Statistics source In-memory column statistics. Updated during data loading. pg_statistic table, populated by ANALYZE. Can go stale.
Join ordering Dynamic programming for small join graphs, greedy for large ones. Dynamic programming up to join_collapse_limit (default 8), then GEQO (genetic algorithm).
Optimization speed Microseconds (fewer rules, simpler plan space) Milliseconds (more rules, larger plan space)
Parquet pushdown Native: pushes filters into Parquet row group metadata Requires FDW extensions (e.g., parquet_fdw). No native support.

Frequently Asked Questions

How many optimization passes does DuckDB's optimizer run?

DuckDB runs roughly a dozen optimization passes on each query's logical plan. The exact number varies by version, but the major ones include: filter pushdown, projection pushdown, join ordering (using dynamic programming), common subexpression elimination, constant folding, limit pushdown, and statistics propagation. Each pass is incremental — it takes the plan produced by the previous pass and attempts to improve it further. The passes are ordered so that earlier optimizations expose opportunities for later ones.

Does DuckDB support index-based optimization?

DuckDB has minimal index-based optimization compared to traditional databases. It supports ART (Adaptive Radix Tree) indexes for primary key lookups and constraint enforcement, but the optimizer does not have a complex index selection component. This is intentional: DuckDB is a columnar analytical engine where full column scans with vectorized execution are often faster than index-based random access. The optimizer focuses instead on reducing the amount of data scanned through filter and projection pushdown.
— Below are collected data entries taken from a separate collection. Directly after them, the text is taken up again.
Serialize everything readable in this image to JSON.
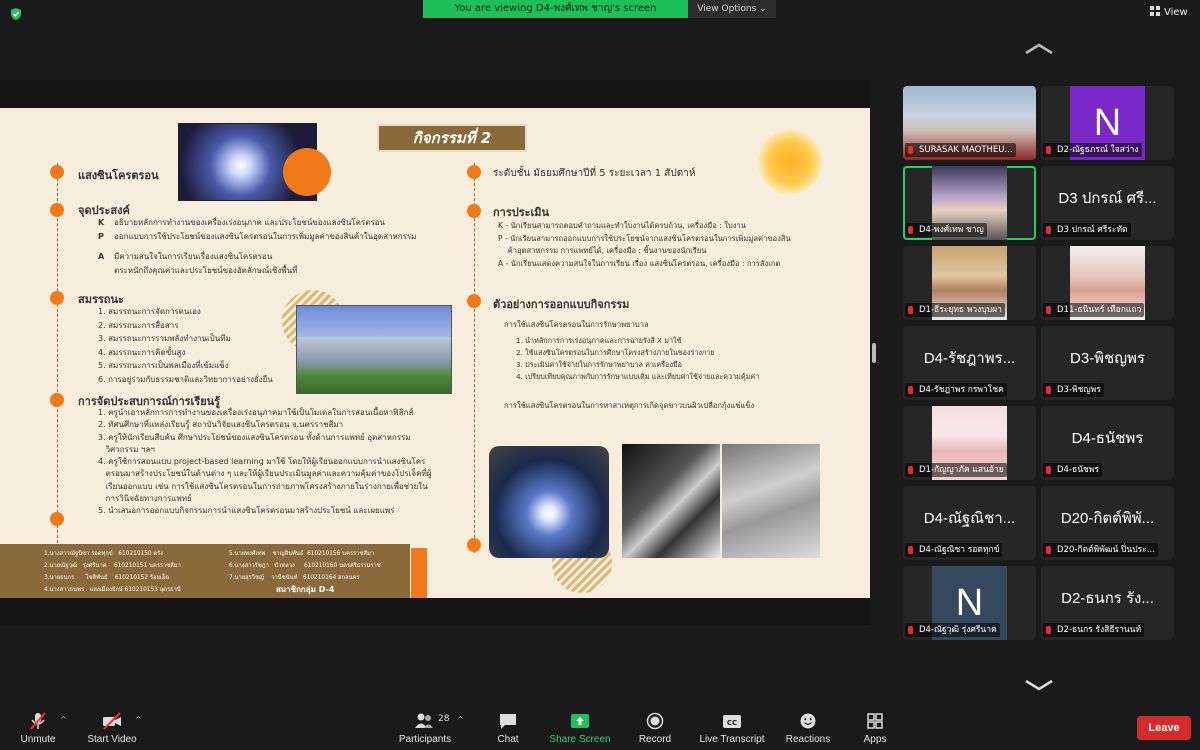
{
  "top": {
    "banner": "You are viewing D4-พงศ์เทพ ชาญ's screen",
    "view_options": "View Options",
    "view": "View"
  },
  "slide": {
    "title": "กิจกรรมที่ 2",
    "left": {
      "topic": "แสงซินโครตรอน",
      "objective_h": "จุดประสงค์",
      "objectives": [
        {
          "k": "K",
          "text": "อธิบายหลักการทำงานของเครื่องเร่งอนุภาค และประโยชน์ของแสงซินโครตรอน"
        },
        {
          "k": "P",
          "text": "ออกแบบการใช้ประโยชน์ของแสงซินโครตรอนในการเพิ่มมูลค่าของสินค้าในอุตสาหกรรม"
        },
        {
          "k": "A",
          "text": "มีความสนใจในการเรียนเรื่องแสงซินโครตรอน"
        },
        {
          "k": "",
          "text": "ตระหนักถึงคุณค่าและประโยชน์ของอัตลักษณ์เชิงพื้นที่"
        }
      ],
      "competency_h": "สมรรถนะ",
      "competencies": [
        "1. สมรรถนะการจัดการตนเอง",
        "2. สมรรถนะการสื่อสาร",
        "3. สมรรถนะการรวมพลังทำงานเป็นทีม",
        "4. สมรรถนะการคิดขั้นสูง",
        "5. สมรรถนะการเป็นพลเมืองที่เข้มแข็ง",
        "6. การอยู่ร่วมกับธรรมชาติและวิทยาการอย่างยั่งยืน"
      ],
      "learning_h": "การจัดประสบการณ์การเรียนรู้",
      "learning": [
        "1. ครูนำเอาหลักการการทำงานของเครื่องเร่งอนุภาคมาใช้เป็นโมเดลในการสอนเนื้อหาฟิสิกส์",
        "2. ทัศนศึกษาที่แหล่งเรียนรู้ สถาบันวิจัยแสงซินโครตรอน จ.นครราชสีมา",
        "3. ครูให้นักเรียนสืบค้น ศึกษาประโยชน์ของแสงซินโครตรอน ทั้งด้านการแพทย์ อุตสาหกรรม",
        "   วิศวกรรม ฯลฯ",
        "4. ครูใช้การสอนแบบ project-based learning มาใช้ โดยให้ผู้เรียนออกแบบการนำแสงซินโคร",
        "   ตรอนมาสร้างประโยชน์ในด้านต่าง ๆ และให้ผู้เรียนประเมินมูลค่าและความคุ้มค่าของโปรเจ็คที่ผู้",
        "   เรียนออกแบบ เช่น การใช้แสงซินโครตรอนในการถ่ายภาพโครงสร้างภายในร่างกายเพื่อช่วยใน",
        "   การวินิจฉัยทางการแพทย์",
        "5. นำเสนอการออกแบบกิจกรรมการนำแสงซินโครตรอนมาสร้างประโยชน์ และเผยแพร่"
      ],
      "members_label": "สมาชิกกลุ่ม D-4",
      "members": [
        "1.นางสาวณัฐนิชา รอดทุกข์   610210150 ตรัง",
        "2.นายณัฐวุฒิ   รุ่งศรีนาค    610210151 นครราชสีมา",
        "3.นายธนกร      โชติพันธ์    610210152 ร้อยเอ็ด",
        "4.นางสาวธนพร   แสงเมืองปักษ์ 610210153 อุดรธานี",
        "5.นายพงศ์เทพ    ชาญสินพันธ์  610210156 นครราชสีมา",
        "6.นางสาวรัชฎา   บัวหลวง     610210160 นครศรีธรรมราช",
        "7.นายสุรวิชญ์    วานิชนันท์   610210164 สกลนคร"
      ]
    },
    "right": {
      "level": "ระดับชั้น มัธยมศึกษาปีที่ 5 ระยะเวลา 1 สัปดาห์",
      "assess_h": "การประเมิน",
      "assess": [
        "K - นักเรียนสามารถตอบคำถามและทำใบงานได้ครบถ้วน, เครื่องมือ : ใบงาน",
        "P - นักเรียนสามารถออกแบบการใช้ประโยชน์จากแสงซินโครตรอนในการเพิ่มมูลค่าของสิน",
        "    ค้าอุตสาหกรรม การแพทย์ได้, เครื่องมือ : ชิ้นงานของนักเรียน",
        "A - นักเรียนแสดงความสนใจในการเรียน เรื่อง แสงซินโครตรอน, เครื่องมือ : การสังเกต"
      ],
      "example_h": "ตัวอย่างการออกแบบกิจกรรม",
      "example_sub": "การใช้แสงซินโครตรอนในการรักษาพยาบาล",
      "example_items": [
        "1. นำหลักการการเร่งอนุภาคและการฉายรังสี X มาใช้",
        "2. ใช้แสงซินโครตรอนในการศึกษาโครงสร้างภายในของร่างกาย",
        "3. ประเมินค่าใช้จ่ายในการรักษาพยาบาล ค่าเครื่องมือ",
        "4. เปรียบเทียบคุณภาพกับการรักษาแบบเดิม และเทียบค่าใช้จ่ายและความคุ้มค่า"
      ],
      "example_sub2": "การใช้แสงซินโครตรอนในการหาสาเหตุการเกิดจุดขาวบนผิวเปลือกกุ้งแช่แข็ง"
    }
  },
  "gallery": [
    {
      "type": "video",
      "cap": "SURASAK MAOTHEU..."
    },
    {
      "type": "letter",
      "letter": "N",
      "cap": "D2-ณัฐธภรณ์ ใจสว่าง"
    },
    {
      "type": "video",
      "cap": "D4-พงศ์เทพ ชาญ",
      "active": true
    },
    {
      "type": "name",
      "big": "D3 ปกรณ์ ศรี...",
      "cap": "D3 ปกรณ์ ศรีระทัต"
    },
    {
      "type": "video",
      "cap": "D1-ธีระยุทธ พวงบุบผา"
    },
    {
      "type": "video",
      "cap": "D11-ธนินทร์ เทือกแถว"
    },
    {
      "type": "name",
      "big": "D4-รัชฎาพร...",
      "cap": "D4-รัชฎาพร กรพาโชค"
    },
    {
      "type": "name",
      "big": "D3-พิชญพร",
      "cap": "D3-พิชญพร"
    },
    {
      "type": "video",
      "cap": "D1-กัญญาภัค แสนอ้าย"
    },
    {
      "type": "name",
      "big": "D4-ธนัชพร",
      "cap": "D4-ธนัชพร"
    },
    {
      "type": "name",
      "big": "D4-ณัฐณิชา...",
      "cap": "D4-ณัฐณิชา รอดทุกข์"
    },
    {
      "type": "name",
      "big": "D20-กิตต์พิพั...",
      "cap": "D20-กิตต์พิพัฒน์ ปิ่นประ..."
    },
    {
      "type": "letter",
      "letter": "N",
      "cap": "D4-ณัฐวุฒิ รุ่งศรีนาค"
    },
    {
      "type": "name",
      "big": "D2-ธนกร รัง...",
      "cap": "D2-ธนกร รังสิธีรานนท์"
    }
  ],
  "toolbar": {
    "unmute": "Unmute",
    "start_video": "Start Video",
    "participants": "Participants",
    "participants_count": "28",
    "chat": "Chat",
    "share_screen": "Share Screen",
    "record": "Record",
    "live_transcript": "Live Transcript",
    "reactions": "Reactions",
    "apps": "Apps",
    "leave": "Leave"
  },
  "colors": {
    "accent_green": "#1fbf5a",
    "leave_red": "#d42b2b",
    "slide_orange": "#f07a1a",
    "slide_bg": "#f7eddc"
  }
}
How does filter pushdown work with Parquet files?

When DuckDB scans a Parquet file with a WHERE clause, the optimizer pushes the filter predicate into the Parquet reader. Parquet stores min/max statistics for each row group and each column chunk. The reader uses these statistics to skip entire row groups that cannot contain matching rows. For example, if you filter WHERE date > '2024-01-01' and a row group's max date is '2023-06-15', that entire row group (potentially millions of rows) is skipped without reading any of its data pages.

What is the difference between a logical plan and a physical plan?

A logical plan describes what the query does: which tables are joined, what filters are applied, which columns are projected. It uses abstract operators like LogicalGet, LogicalFilter, LogicalJoin. A physical plan describes how the query executes: which algorithm to use for each join (hash join vs merge join vs nested loop), how to parallelize the scan, how to partition the hash table. The optimizer works on the logical plan. After all logical optimizations, a separate planner converts the logical plan to a physical plan by choosing concrete implementations for each operator.

How does DuckDB estimate cardinality for join ordering?

DuckDB maintains column-level statistics including min value, max value, approximate distinct count (using HyperLogLog), and null count. When estimating the output cardinality of a join, the optimizer uses these statistics combined with assumptions about data distribution (e.g., uniform distribution within the min/max range). For equality joins, the estimated output size is roughly (left_rows x right_rows) / max(distinct_left, distinct_right). These estimates can be inaccurate for skewed data, but they are sufficient for choosing good join orders in most practical cases.